Politics & Government

Obama pushes other nations to follow U.S.’s lead

President Barack Obama on Wednesday urged countries to follow the lead of the United States in combating a host of crises around the globe from the threat of terrorist groups in the Middle East to the Ebola epidemic that has killed thousands of people in Africa.

“We can renew the international system that has enabled so much progress, or allow ourselves to be pulled back by an undertow of instability,” Obama said in his speech to the United Nations General Assembly. “We call upon others to join us on the right side of history.”

Obama touted its leadership role in a variety of issues -- negotiations with Iran, sanctions against Russia, even combating climate change.

“For America, the choice is clear,” he said. “We choose hope over fear. We see the future not as something out of our control, but as something we can shape for the better through concerted and collective effort. We reject fatalism or cynicism when it comes to human affairs; we choose to work for the world as it should be, as our children deserve it to be.”

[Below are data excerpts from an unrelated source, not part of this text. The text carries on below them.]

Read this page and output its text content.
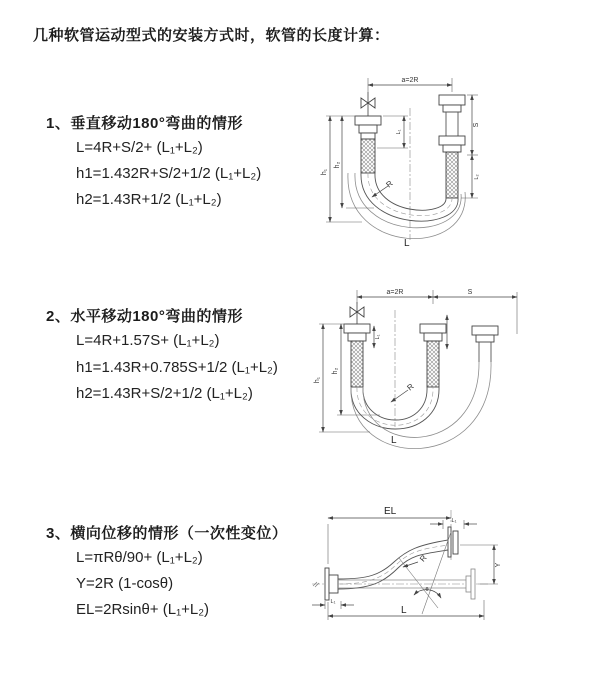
几种软管运动型式的安装方式时，软管的长度计算：
1、垂直移动180°弯曲的情形
L=4R+S/2+ (L₁+L₂)
h1=1.432R+S/2+1/2 (L₁+L₂)
h2=1.43R+1/2 (L₁+L₂)
a=2R
h₁
h₂
L₁
S
L₂
R
L
2、水平移动180°弯曲的情形
L=4R+1.57S+ (L₁+L₂)
h1=1.43R+0.785S+1/2 (L₁+L₂)
h2=1.43R+S/2+1/2 (L₁+L₂)
a=2R	S
L₁
h₁
h₂
R
L
3、横向位移的情形（一次性变位）
L=πRθ/90+ (L₁+L₂)
Y=2R (1-cosθ)
EL=2Rsinθ+ (L₁+L₂)
EL
L₁
θ
Y
R
L
L₁
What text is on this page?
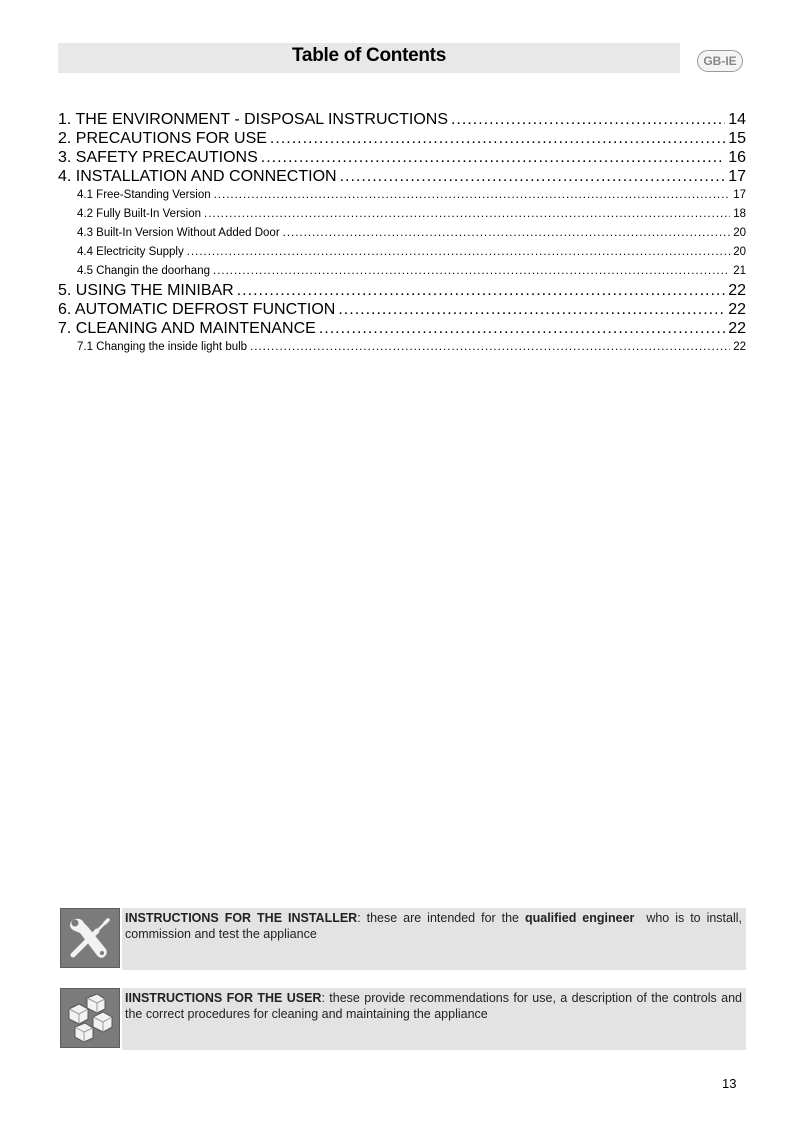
Table of Contents	GB-IE
1. THE ENVIRONMENT - DISPOSAL INSTRUCTIONS .....	14
2. PRECAUTIONS FOR USE .....	15
3. SAFETY PRECAUTIONS .....	16
4. INSTALLATION AND CONNECTION .....	17
4.1 Free-Standing Version .....	17
4.2 Fully Built-In Version .....	18
4.3 Built-In Version Without Added Door .....	20
4.4 Electricity Supply .....	20
4.5 Changin the doorhang .....	21
5. USING THE MINIBAR .....	22
6. AUTOMATIC DEFROST FUNCTION .....	22
7. CLEANING AND MAINTENANCE .....	22
7.1 Changing the inside light bulb .....	22
INSTRUCTIONS FOR THE INSTALLER: these are intended for the qualified engineer  who is to install, commission and test the appliance
IINSTRUCTIONS FOR THE USER: these provide recommendations for use, a description of the controls and the correct procedures for cleaning and maintaining the appliance
13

Obama’s speech comes days after the U.S. launched airstrikes against the Islamic State in Syria, though the president delivered a broader speech that addressed a number of hot spots across the globe.

He called on nations to act in four areas: fight the Islamic State; reject the ideology of al Qaeda and the Islamic State; address the cycle of conflict that creates the conditions that terrorists prey upon; and push countries in the Arab and Muslim world to focus on the potential of their people, especially youth.

Obama arrived in New York Tuesday for two days of meetings an speeches. Later Wednesday, he will meet with new Iraqi Prime Minister Haider al-Abadi and U.S. Secretary-General Ban Ki-moon. Then he will lead a Security Council meeting about the threat of foreign fighters who travel overseas to join terrorist groups.